Transcript helpers also expose the canonical event model:

let visible = transcript_render_visible(result.transcript)
let full = transcript_render_full(result.transcript)
let events = transcript_events(result.transcript)

Use these when a host app needs to render human-visible chat separately from internal execution history.

For chat/session lifecycle, std/agents now exposes a higher-level workflow session contract on top of raw transcripts and run records:

import "std/agents"

let result = task_run("Write a note", some_flow, {provider: "mock"})
let session = workflow_session(result)
let forked = workflow_session_fork(session)
let archived = workflow_session_archive(forked)
let resumed = workflow_session_resume(archived)
let persisted = workflow_session_persist(result, ".harn-runs/chat.json")
let restored = workflow_session_restore(persisted.run.persisted_path)

Each workflow session also carries a normalized usage summary copied from the underlying run record when available:

log(session?.usage?.input_tokens)
log(session?.usage?.output_tokens)
log(session?.usage?.total_duration_ms)
log(session?.usage?.call_count)

std/agents also exposes worker helpers for delegated/background orchestration: worker_request(worker), worker_result(worker), worker_provenance(worker), worker_research_questions(worker), worker_action_items(worker), worker_workflow_stages(worker), and worker_verification_steps(worker).

For durable persona handoff, prefer a typed artifact over copying the child or parent transcript forward. Use handoff(...) to normalize a structured handoff payload, handoff_artifact(...) to carry it through the workflow artifact channel, and handoff_context(...) when a receiver needs a prompt-safe summary of the transferred task/evidence/budget fields. The handoff artifact is the product; the transcript stays on the source side of the boundary.

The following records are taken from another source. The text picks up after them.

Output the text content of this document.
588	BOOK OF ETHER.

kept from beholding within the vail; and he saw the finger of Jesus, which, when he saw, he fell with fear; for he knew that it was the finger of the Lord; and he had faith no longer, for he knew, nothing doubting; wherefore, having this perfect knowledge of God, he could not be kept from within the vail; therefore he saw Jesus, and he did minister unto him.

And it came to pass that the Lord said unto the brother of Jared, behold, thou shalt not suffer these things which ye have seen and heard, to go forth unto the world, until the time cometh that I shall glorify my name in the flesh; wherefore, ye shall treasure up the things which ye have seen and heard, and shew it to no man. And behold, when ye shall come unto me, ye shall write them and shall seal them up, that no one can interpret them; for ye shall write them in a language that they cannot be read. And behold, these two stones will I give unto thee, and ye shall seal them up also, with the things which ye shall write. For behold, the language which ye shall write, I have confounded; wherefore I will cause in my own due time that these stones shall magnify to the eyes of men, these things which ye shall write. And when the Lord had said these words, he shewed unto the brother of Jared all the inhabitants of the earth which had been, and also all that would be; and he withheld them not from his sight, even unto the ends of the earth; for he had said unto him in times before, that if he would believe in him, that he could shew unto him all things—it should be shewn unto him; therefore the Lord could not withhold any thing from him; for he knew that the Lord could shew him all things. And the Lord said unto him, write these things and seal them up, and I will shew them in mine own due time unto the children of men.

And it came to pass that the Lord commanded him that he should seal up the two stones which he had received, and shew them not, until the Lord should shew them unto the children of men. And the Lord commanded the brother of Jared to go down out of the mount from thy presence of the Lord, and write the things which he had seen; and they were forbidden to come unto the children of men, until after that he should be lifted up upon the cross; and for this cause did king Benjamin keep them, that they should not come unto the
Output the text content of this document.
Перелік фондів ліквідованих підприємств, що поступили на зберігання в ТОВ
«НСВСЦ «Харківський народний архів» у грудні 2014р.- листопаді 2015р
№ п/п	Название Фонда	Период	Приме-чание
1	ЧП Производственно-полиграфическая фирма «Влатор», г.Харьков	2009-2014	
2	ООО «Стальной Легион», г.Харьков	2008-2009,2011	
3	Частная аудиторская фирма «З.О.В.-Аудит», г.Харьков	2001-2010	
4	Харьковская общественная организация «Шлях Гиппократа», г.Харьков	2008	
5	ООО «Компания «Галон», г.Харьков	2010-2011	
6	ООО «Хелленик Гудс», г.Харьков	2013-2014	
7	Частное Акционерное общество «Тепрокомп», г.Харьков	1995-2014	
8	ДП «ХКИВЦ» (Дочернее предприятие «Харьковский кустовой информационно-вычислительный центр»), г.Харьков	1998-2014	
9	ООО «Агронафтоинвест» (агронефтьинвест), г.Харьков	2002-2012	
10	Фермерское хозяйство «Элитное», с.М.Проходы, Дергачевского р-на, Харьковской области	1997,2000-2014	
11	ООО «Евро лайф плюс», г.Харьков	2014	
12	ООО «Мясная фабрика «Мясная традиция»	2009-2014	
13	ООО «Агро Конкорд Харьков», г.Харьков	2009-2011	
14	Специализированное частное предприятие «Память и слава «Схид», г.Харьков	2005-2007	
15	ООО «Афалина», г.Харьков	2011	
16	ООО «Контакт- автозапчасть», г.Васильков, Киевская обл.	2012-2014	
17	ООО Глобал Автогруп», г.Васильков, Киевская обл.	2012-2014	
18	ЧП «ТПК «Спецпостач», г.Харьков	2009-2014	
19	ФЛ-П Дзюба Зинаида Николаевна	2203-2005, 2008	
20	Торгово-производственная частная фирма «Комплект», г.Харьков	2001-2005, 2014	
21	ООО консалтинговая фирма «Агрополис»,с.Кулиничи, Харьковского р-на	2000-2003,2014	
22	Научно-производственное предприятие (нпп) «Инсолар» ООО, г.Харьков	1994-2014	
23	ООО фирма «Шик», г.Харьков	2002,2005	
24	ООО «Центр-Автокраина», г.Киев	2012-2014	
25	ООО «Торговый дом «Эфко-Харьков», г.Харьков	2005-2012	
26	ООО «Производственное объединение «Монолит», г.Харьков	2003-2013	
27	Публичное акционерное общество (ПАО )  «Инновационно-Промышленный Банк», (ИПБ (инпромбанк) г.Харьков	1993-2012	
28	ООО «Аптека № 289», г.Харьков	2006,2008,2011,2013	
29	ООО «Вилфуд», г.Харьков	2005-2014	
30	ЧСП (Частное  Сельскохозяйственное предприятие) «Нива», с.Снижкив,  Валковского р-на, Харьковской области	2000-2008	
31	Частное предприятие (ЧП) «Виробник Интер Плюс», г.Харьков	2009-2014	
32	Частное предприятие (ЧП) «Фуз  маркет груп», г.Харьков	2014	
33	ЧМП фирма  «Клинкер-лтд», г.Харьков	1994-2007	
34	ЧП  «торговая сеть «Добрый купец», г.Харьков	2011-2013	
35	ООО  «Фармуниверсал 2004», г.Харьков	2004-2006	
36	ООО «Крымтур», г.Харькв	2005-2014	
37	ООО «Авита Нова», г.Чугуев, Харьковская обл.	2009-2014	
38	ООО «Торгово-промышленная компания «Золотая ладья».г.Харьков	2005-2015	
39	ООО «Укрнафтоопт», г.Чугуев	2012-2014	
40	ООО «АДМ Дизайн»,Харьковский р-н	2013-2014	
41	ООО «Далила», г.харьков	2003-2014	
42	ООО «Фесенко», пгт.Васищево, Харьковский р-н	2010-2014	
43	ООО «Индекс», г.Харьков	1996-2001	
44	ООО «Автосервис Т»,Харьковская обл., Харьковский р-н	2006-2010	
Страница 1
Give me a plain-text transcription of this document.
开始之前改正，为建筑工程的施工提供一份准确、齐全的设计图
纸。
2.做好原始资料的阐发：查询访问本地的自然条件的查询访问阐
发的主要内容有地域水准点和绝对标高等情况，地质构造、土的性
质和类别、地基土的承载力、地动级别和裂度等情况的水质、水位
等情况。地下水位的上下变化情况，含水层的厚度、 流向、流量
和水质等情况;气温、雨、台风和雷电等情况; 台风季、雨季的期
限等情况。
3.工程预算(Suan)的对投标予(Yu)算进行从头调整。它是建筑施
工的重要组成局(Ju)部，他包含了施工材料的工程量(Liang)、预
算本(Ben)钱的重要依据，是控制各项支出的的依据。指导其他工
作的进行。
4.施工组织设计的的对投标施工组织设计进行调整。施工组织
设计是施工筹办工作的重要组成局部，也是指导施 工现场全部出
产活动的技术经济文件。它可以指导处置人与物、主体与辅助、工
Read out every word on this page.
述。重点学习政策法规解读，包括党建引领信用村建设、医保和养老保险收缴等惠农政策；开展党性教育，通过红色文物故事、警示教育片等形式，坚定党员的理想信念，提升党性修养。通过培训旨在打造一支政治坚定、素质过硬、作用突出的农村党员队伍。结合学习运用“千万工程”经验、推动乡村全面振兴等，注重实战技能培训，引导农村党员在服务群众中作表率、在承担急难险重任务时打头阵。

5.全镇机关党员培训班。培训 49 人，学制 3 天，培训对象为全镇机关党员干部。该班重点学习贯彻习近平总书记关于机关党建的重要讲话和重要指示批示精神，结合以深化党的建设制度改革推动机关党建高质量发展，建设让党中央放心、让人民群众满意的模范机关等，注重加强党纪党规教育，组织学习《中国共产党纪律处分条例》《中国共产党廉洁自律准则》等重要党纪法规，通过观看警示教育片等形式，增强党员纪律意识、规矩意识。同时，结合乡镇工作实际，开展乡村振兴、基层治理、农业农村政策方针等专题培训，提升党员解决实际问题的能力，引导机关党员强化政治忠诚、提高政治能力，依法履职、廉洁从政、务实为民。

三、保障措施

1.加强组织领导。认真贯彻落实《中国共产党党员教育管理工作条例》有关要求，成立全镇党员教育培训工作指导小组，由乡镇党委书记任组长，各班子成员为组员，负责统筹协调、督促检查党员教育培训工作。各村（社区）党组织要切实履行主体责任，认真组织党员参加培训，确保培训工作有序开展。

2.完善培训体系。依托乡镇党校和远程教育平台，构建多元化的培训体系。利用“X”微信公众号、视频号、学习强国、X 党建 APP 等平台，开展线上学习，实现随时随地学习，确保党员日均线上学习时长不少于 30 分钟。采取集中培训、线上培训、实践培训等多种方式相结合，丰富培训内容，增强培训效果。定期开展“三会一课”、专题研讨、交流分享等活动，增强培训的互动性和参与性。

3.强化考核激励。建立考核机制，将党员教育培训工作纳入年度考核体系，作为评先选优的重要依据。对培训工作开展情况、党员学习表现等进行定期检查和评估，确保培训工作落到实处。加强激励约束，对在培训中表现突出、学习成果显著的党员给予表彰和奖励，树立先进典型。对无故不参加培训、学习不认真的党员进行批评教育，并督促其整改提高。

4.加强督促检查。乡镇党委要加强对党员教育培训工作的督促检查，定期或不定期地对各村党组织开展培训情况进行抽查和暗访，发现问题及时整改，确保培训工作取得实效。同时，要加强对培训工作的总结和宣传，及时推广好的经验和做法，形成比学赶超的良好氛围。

This is the intended host integration boundary:

  • hosts persist chat tabs, titles, and durable asset files
  • Harn persists transcript/run-record/session semantics
  • hosts should prefer restoring a Harn session or transcript over inventing a parallel hidden memory format

Workflow runtime

For multi-stage orchestration, prefer the workflow runtime over product-side loop wiring. Define a helper that assembles the tools your agents will use:

fn review_tools() {
  var tools = tool_registry()
  tools = tool_define(tools, "read", "Read a file", {
    parameters: {path: {type: "string"}},
    returns: {type: "string"},
    handler: nil
  })
  tools = tool_define(tools, "edit", "Edit a file", {
    parameters: {path: {type: "string"}},
    returns: {type: "string"},
    handler: nil
  })
  tools = tool_define(tools, "run", "Run a command", {
    parameters: {command: {type: "string"}},
    returns: {type: "string"},
    handler: nil
  })
  return tools
}

let graph = workflow_graph({
  name: "review_and_repair",
  entry: "act",
  nodes: {
    act: {kind: "stage", mode: "agent", tools: review_tools()},
    verify: {kind: "verify", mode: "agent", tools: tool_select(review_tools(), ["run"])}
  },
  edges: [{from: "act", to: "verify"}]
})

let run = workflow_execute(
  "Fix the failing test and verify the change.",
  graph,
  [],
  {max_steps: 6}
)

This keeps orchestration structure, transcript policy, context policy, artifacts, and retries inside Harn instead of product code.